3 Replies Latest reply: Jan 13, 2012 2:06 PM by bobthesungeek76036 RSS

    Force TCP protocol with NIS?

      We have some systems in a STIG environment and one of the STIG requirements is to have NIS not use UDP. Is there a way to do this with Solaris 10?

      Here's the text from the STIG rule:

      Group ID (Vulid): V-4399
      Group Title: GEN006380
      Rule ID: SV-4399r6_rule
      Severity: CAT I
      Rule Version (STIG-ID): GEN006380
      Rule Title: The system must not use UDP for NIS/NIS+.

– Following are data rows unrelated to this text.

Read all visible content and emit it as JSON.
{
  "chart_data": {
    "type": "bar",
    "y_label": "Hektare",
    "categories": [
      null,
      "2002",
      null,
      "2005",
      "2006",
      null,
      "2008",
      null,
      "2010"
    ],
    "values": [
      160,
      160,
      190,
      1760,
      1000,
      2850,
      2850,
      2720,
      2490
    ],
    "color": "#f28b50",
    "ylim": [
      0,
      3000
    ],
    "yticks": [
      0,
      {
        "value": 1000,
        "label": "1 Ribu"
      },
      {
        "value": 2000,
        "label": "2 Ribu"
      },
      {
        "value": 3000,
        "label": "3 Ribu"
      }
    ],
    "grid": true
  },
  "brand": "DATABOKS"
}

      Vulnerability Discussion: Implementing NIS or NIS+ under UDP may make the system more susceptible to a denial of service attack and does not provide the same quality of service as TCP.

      Responsibility: System Administrator
      IAControls: ECSC-1

      Check Content:
      If the system does not use NIS or NIS+, this is not applicable.

      Check if NIS or NIS+ is implemented using UDP.

      # rpcinfo -p | grep yp | grep udp

      If NIS or NIS+ is implemented using UDP, this is a finding.

      Fix Text: Configure the system to not use UDP for NIS and NIS+. Consult vendor documentation for the required procedure.</i>

      I know Rule SV-867 says NIS is not to be used but I'm not concerned with that rule at this time.